Thursday’s hot takes: The Braves were the team that refused to spend money, that cared nothing about winning, that had as general manager a do-nothing boob. Friday’s more measured appraisal: The Braves are the team that just spent $13 million for roughly half a season of Dallas Keuchel and thereby addressed their most crying need without compromising one jot of their future.
Question: How do you like your bearded GM today, Braves Country?
We don’t know how well Dallas Keuchel will fare here. He could hurt his arm. He could take a while to shake off the rust. (His last competitive pitch was thrown Oct. 16, 2018.) He’s 31, and his best season came when he was 27. But these caveats are the sort we could attach to most any pitcher of a certain age. These caveats are all that keep us from declaring this a full-blown masterstroke today.
The Braves' rotation had crashed. We noted as much earlier this week, and subsequent starts by Kevin Gausman (five innings, 12 hits, seven earned runs) and Mike Foltynewicz (six innings, two more home runs) only added to the festivities. The Braves' starting pitchers have an ERA of 4.39, fifth-worst in the National League. Their much-reviled bullpen has a lower ERA than these starters, and there it is. There's the reason that, as of the first week of June, these Braves had a greater need for Keuchel than the much-desired-by-fans Craig Kimbrel.
Teams can find a useful bullpen arm or two in the pre-deadline bazaar. A team cannot find a Keuchel there, not without having to pay a king’s ransom in prospects. If we’ve learned anything in the 19 months Alex Anthopoulos has been on the job, it’s that he refuses to sacrifice any of the significant young talents he inherited. He also inherited the MLB sanctions limiting the Braves in the international market – the same market where, while with Toronto, his team found Vladimir Guerrero Jr. – and those penalties cannot be overstated. They inform everything this organization does.

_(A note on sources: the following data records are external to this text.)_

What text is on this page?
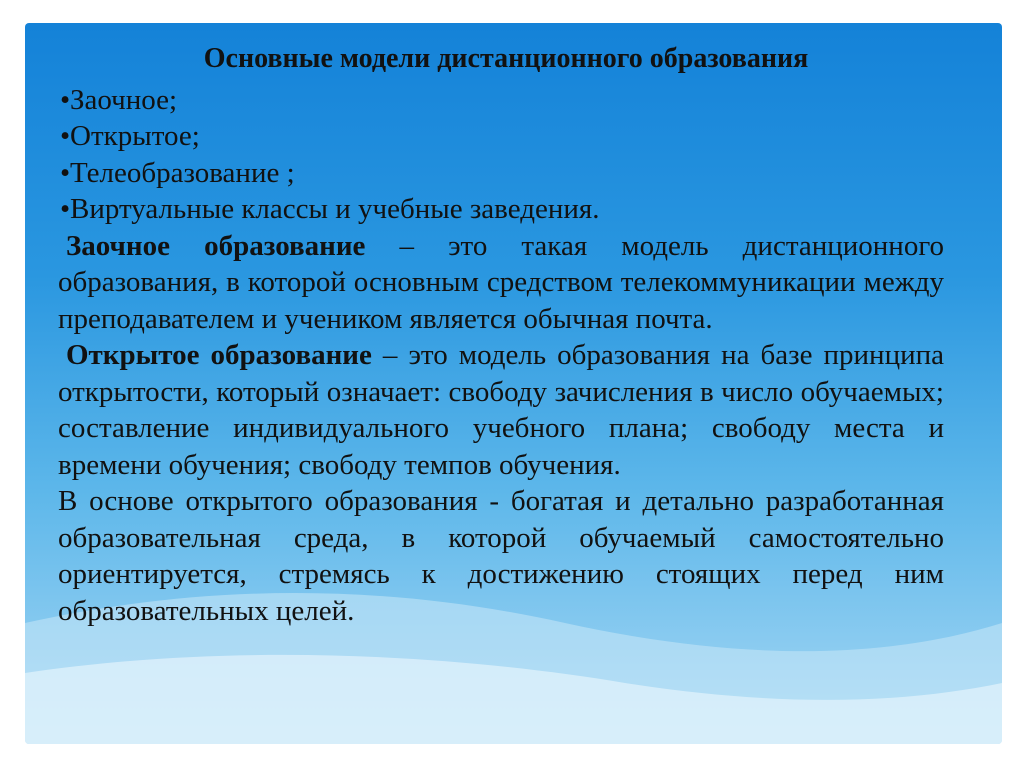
Основные модели дистанционного образования

•Заочное;

•Открытое;

•Телеобразование ;

•Виртуальные классы и учебные заведения.

Заочное образование – это такая модель дистанционного образования, в которой основным средством телекоммуникации между преподавателем и учеником является обычная почта.

Открытое образование – это модель образования на базе принципа открытости, который означает: свободу зачисления в число обучаемых; составление индивидуального учебного плана; свободу места и времени обучения; свободу темпов обучения.

В основе открытого образования - богатая и детально разработанная образовательная среда, в которой обучаемый самостоятельно ориентируется, стремясь к достижению стоящих перед ним образовательных целей.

Had the Braves signed Keuchel a week ago, they’d have lost the 60th overall pick in the draft just completed. Maybe you believe that forfeiting the right to take Beau Philip, an Oregon State infielder, would have been no big deal. That’s not how MLB clubs think. Every draft pick is currency. Every prospect is an asset. The sanctions cost the Braves 13 assets, a penalty that would have defoliated a lesser farm system. As is, this organization is still playing catch-up ball, and that starts with safeguarding every bit of currency. Which is what Anthopoulos, to his great credit, keeps doing.

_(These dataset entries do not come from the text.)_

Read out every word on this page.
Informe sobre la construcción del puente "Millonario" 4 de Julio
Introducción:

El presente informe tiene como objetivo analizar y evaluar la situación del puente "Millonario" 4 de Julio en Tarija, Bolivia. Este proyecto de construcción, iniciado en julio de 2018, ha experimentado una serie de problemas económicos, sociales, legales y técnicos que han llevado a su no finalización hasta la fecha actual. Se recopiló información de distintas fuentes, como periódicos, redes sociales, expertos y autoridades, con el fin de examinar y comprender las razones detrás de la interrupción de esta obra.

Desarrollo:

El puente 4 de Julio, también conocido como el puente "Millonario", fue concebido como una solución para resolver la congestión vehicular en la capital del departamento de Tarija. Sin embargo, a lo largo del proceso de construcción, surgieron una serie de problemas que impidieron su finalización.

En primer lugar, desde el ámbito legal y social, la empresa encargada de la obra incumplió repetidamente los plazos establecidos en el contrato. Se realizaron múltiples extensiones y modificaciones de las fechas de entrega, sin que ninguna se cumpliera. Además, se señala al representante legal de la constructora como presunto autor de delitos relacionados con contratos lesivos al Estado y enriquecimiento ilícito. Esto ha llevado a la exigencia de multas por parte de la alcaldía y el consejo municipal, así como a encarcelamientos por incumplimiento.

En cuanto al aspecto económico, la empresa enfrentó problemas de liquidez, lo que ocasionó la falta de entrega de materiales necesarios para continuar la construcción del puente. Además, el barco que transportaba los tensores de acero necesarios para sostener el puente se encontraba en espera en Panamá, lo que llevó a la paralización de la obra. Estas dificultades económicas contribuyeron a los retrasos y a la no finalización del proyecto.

As noted many times, Anthopoulos is playing the long game. He knows what he has coming. (This time a month ago, Austin Riley was playing for Gwinnett.) He knows the worst thing he could do is sacrifice 2021 and 2022 for the sake of 2019, which is NOT to say the GM cares nothing about the 2019 Braves. He sees these guys every day. He pays their salaries. He brought many of them here. He owes them the right to be as a competitive as possible. In signing Keuchel, he exercised that obligation.

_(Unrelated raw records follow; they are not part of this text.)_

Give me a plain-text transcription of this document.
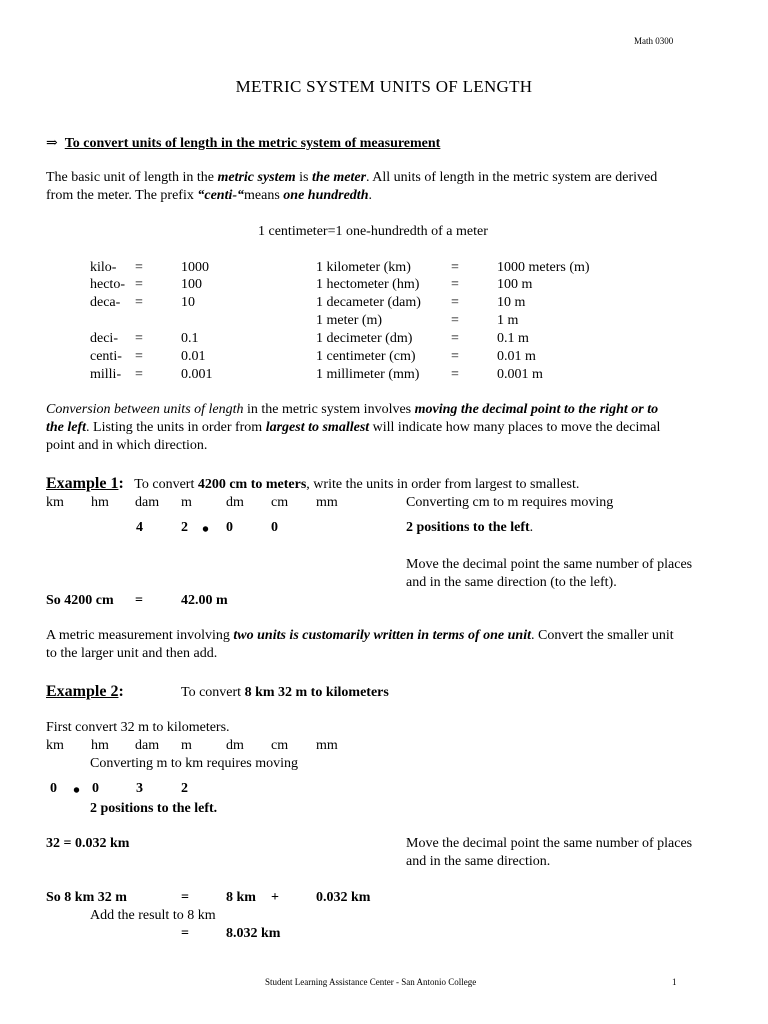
Math 0300
METRIC SYSTEM UNITS OF LENGTH
⇒ To convert units of length in the metric system of measurement
The basic unit of length in the metric system is the meter. All units of length in the metric system are derived
from the meter. The prefix “centi-“means one hundredth.
1 centimeter=1 one-hundredth of a meter
kilo- =	1000	1 kilometer (km)	=	1000 meters (m)
hecto- =	100	1 hectometer (hm) =	100 m
deca- =	10	1 decameter (dam) =	10 m
1 meter (m)	=	1 m
deci- =	0.1	1 decimeter (dm)	=	0.1 m
centi- =	0.01	1 centimeter (cm)	=	0.01 m
milli- =	0.001	1 millimeter (mm) =	0.001 m
Conversion between units of length in the metric system involves moving the decimal point to the right or to
the left. Listing the units in order from largest to smallest will indicate how many places to move the decimal
point and in which direction.
Example 1: To convert 4200 cm to meters, write the units in order from largest to smallest.
km hm dam m dm cm mm	Converting cm to m requires moving
4	2 • 0	0	2 positions to the left.
Move the decimal point the same number of places
and in the same direction (to the left).
So 4200 cm =	42.00 m
A metric measurement involving two units is customarily written in terms of one unit. Convert the smaller unit
to the larger unit and then add.
Example 2:	To convert 8 km 32 m to kilometers
First convert 32 m to kilometers.
km hm dam m dm cm mm
Converting m to km requires moving
0 • 0	3	2
2 positions to the left.
32 = 0.032 km	Move the decimal point the same number of places
and in the same direction.
So 8 km 32 m	=	8 km +	0.032 km
Add the result to 8 km
=	8.032 km
Student Learning Assistance Center - San Antonio College	1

With Foltynewicz clearly not right and Gausman gone wrong and the 25-year-old Max Fried coming off two bad starts and the outrageous 21-year-old Mike Soroka set to log more innings than he ever has, the Braves could not in good conscience envision that this rotation would get better before it gets worse. With Sean Newcomb and Touki Toussaint in the bullpen and Kolby Allard and Kyle Wright not exactly dazzling in Triple-A and Luiz Gohara not pitching at all, the depth of pitching this team figured to have had been reduced to the nub. Anthopoulos needed another arm. He got the right sort of arm.
We mentioned last week that this rotation – in Foltynewicz, Gausman and Julio Teheran – included three flyball pitchers. SunTrust Park tends to turn flyballs into home runs. In 2014, 2015 and 2018, Keuchel led the American League in groundball/flyball ratio. Last year he was second among AL pitchers in homers per nine innings. Keuchel keeps the ball in the ballpark, which would be no small thing on this staff.
And now we come to the key part of this transaction, and sincere apologies for burying this lead: Keuchel is a rental. A pricey rental, yes, but less pricey than Josh Donaldson. Keuchel is under contract through this season, and then he'll again be a free agent. Contrast this outlay with the commitment the Cubs made to Kimbrel – three years plus an option at $43 million. Keuchel will block none of these young pitchers. He won't hamstring the payroll for the next few years. It's amazing that he and Scott Boras agreed to this deal, but Boras moves in mysterious ways.
Keuchel is here to get the 2019 Braves to October, and the prospects of October seem mighty bright today. The team that refused to spend money just spent $13 million on the right pitcher at the right time. Financial flexibility can be a beautiful thing, huh?